Some entrepreneurial-minded scientists from Florida started Ocean Optics in the late ’80s, seeded by a U.S. government grant for an oceanographic pH sensor.
As part of their work, the scientists needed a spectrometer to deploy at sea – and were surprised to discover that none existed small enough, flexible enough, or affordable enough to meet their needs. So, like all resourceful inventors, they made their own.
By April 1992, Ocean Optics had sold “the world’s first miniature fiber optic spectrometer,” to a researcher at Los Alamos National Laboratory. Since then, our technologies have evolved and our product offering has expanded, while customers continue to surprise and amaze us with applications made possible with optical sensing.
Collaborating to Solve Problems
To paraphrase one of our founders, without problems to solve, there is no Ocean Optics. Our products are just tools: It’s our knowledge and commitment, combined with the customer’s curiosity and creativity, that inspire success. Consider some of the remarkable applications our customers have accomplished:
- Apple sorting and grading
- Biodiesel quality control
- Color testing of LEDs
- Dental curing light measurement
- Elemental analysis of wastewater
- Food authentication and security
- Grains inspection for quality control
- Heme proteins analysis
- Mercury analysis in water, soils and fish
- Night filter transmission efficiency
- Olive oil fraud detection
- Precision agriculture via remote monitoring
- Resins identification and sorting
- Soil reflectance in thermal pools
- Transmission of glass filters
- UV transmission of sunglasses
- Volcanic emissions monitoring
- Wine fermentation monitoring
Taking us to Amazing Places
Our customers have taken us – more correctly, our spectrometers and optical sensing equipment – to some remarkable places to explore, investigate and monitor:
- Deep-sea thermal vents, Indian Ocean – O2 respiration in snails
- Falkland Islands, South America – color of rockhopper penguin bills (beaks)

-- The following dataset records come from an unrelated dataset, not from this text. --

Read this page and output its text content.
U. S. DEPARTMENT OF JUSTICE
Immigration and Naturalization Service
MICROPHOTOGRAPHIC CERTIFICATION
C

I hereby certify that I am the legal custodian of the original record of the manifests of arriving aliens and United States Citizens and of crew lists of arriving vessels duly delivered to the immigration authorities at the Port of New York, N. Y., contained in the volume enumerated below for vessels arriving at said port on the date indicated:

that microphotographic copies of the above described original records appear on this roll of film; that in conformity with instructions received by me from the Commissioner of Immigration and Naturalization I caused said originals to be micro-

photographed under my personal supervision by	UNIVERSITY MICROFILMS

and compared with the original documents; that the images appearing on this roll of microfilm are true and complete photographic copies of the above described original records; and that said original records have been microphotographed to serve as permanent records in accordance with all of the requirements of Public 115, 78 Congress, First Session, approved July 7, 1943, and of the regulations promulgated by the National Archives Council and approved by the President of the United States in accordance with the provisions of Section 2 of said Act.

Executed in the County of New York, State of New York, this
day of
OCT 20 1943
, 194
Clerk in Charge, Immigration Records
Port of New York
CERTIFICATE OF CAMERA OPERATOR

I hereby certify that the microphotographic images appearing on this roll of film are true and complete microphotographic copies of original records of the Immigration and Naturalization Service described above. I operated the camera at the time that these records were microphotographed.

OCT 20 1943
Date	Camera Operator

- Kailua-Kona, Hawaii – fluorescence of corals
- Mt. Everest – ozone measurement
- Smithsonian Museum of Natural History – optical properties of the Hope Diamond and other gemstones
- Surface of the Moon, part of NASA’s LCROSS mission – reflectivity of a plume of surface matter
- “Trail by Fire,” South American Andes – flux of SO2 from volcanoes
- Yellowstone National Park – color of hot springs
Using Various Measurement Techniques
Our customers have taken advantage of different technologies we offer and know-how we can provide to solve application problems.
Imagining What Comes Next
Thanks to the skill and creativity of our customers, the modular spectroscopy Ocean Optics introduced 25 years ago has evolved beyond laboratory analysis and taken optical sensing to places we never could have imagined. We look forward to helping customers continue to realize amazing solutions using optical sensing technologies.